In 1990 there was a study headed by two employees of Gallaudet University that concluded that the Georgia Department of Education should do more to ensure more children were placed at Atlanta Area School for the Deaf and at the two other state schools for disabled children, Georgia School for the Deaf and Georgia Academy for the Blind, as all three were under-utilized.

==Admissions==
As of 1980, in order for a student to attend, their home school district had to refer them to AASD.

==Student body==
In 1979 the school served students from infancy to age 16, and had 250 students. In 1980 about 60 of the students lived in DeKalb County.

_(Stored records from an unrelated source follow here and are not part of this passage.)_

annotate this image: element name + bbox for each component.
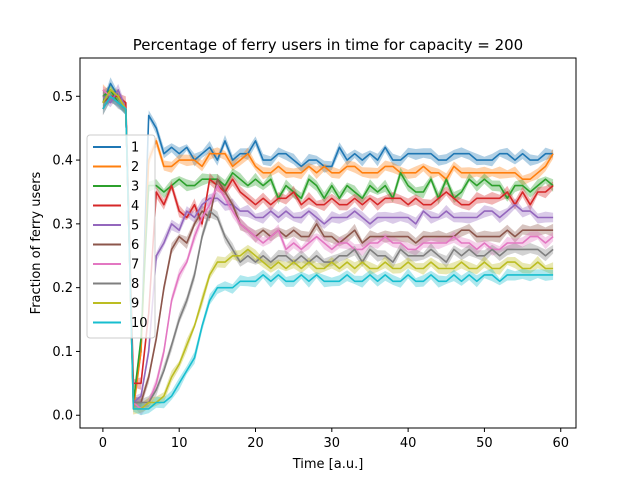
x-tick-label: 30 <box>324 436 341 451</box>
x-tick-label: 50 <box>476 436 493 451</box>
plot-frame <box>79 57 577 429</box>
series-line-4 <box>102 95 554 385</box>
series-line-1 <box>102 82 554 404</box>
y-tick-label: 0.1 <box>52 345 73 360</box>
series-line-7 <box>102 89 554 410</box>
legend-label-8: 8 <box>131 277 139 292</box>
x-axis-ticks: 0 10 20 30 40 50 60 <box>99 428 569 451</box>
series-line-8 <box>102 95 554 404</box>
x-tick-label: 60 <box>552 436 569 451</box>
y-tick-label: 0.4 <box>52 154 73 169</box>
series-line-3 <box>102 89 554 404</box>
x-tick-label: 0 <box>99 436 107 451</box>
series-line-10 <box>102 95 554 410</box>
legend: 1 2 3 4 5 6 7 8 9 10 <box>86 134 156 339</box>
legend-label-5: 5 <box>131 219 139 234</box>
legend-label-9: 9 <box>131 297 139 312</box>
legend-label-1: 1 <box>131 141 139 156</box>
legend-label-7: 7 <box>131 258 139 273</box>
legend-label-6: 6 <box>131 238 139 253</box>
legend-label-3: 3 <box>131 180 139 195</box>
x-axis-title: Time [a.u.] <box>292 457 364 472</box>
series-line-9 <box>102 89 554 410</box>
x-tick-label: 20 <box>247 436 264 451</box>
x-tick-label: 40 <box>400 436 417 451</box>
legend-label-2: 2 <box>131 160 139 175</box>
series-line-6 <box>102 95 554 404</box>
series-line-2 <box>102 89 554 410</box>
series-band-7 <box>102 86 554 416</box>
y-axis-title: Fraction of ferry users <box>29 171 44 314</box>
series-lines <box>102 82 554 410</box>
x-tick-label: 10 <box>171 436 188 451</box>
legend-label-10: 10 <box>131 316 148 331</box>
series-band-6 <box>102 92 554 408</box>
series-line-5 <box>102 89 554 404</box>
legend-box <box>86 134 156 339</box>
y-tick-label: 0.0 <box>52 409 73 424</box>
legend-label-4: 4 <box>131 199 139 214</box>
y-tick-label: 0.5 <box>52 90 73 105</box>
y-axis-ticks: 0.0 0.1 0.2 0.3 0.4 0.5 <box>52 90 80 424</box>
y-tick-label: 0.3 <box>52 217 73 232</box>
series-band-8 <box>102 91 554 409</box>
chart-title: Percentage of ferry users in time for ca… <box>133 36 523 54</box>
y-tick-label: 0.2 <box>52 281 73 296</box>
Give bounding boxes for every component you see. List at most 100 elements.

In 1990 the age range was 2 to 21 and there were 176 students, with about 50% disabled in some other way. The Atlanta Constitution stated "Hearing impaired preschoolers are particularly likely to attend the Area School, rather than a local one."

The school had 154 students from pre-K through 12th grade in the 2021–22 school year.

==Culture==
An article from The Atlanta Constitution stated that parents felt protective of the school it provides "a world that is comprehensible though removed from the 'normal' setting."

==Curriculum==
In 1979 the school had a total communication curriculum.

As of 1979, for students under age three, AASD had a program where parents have the education done in their residences.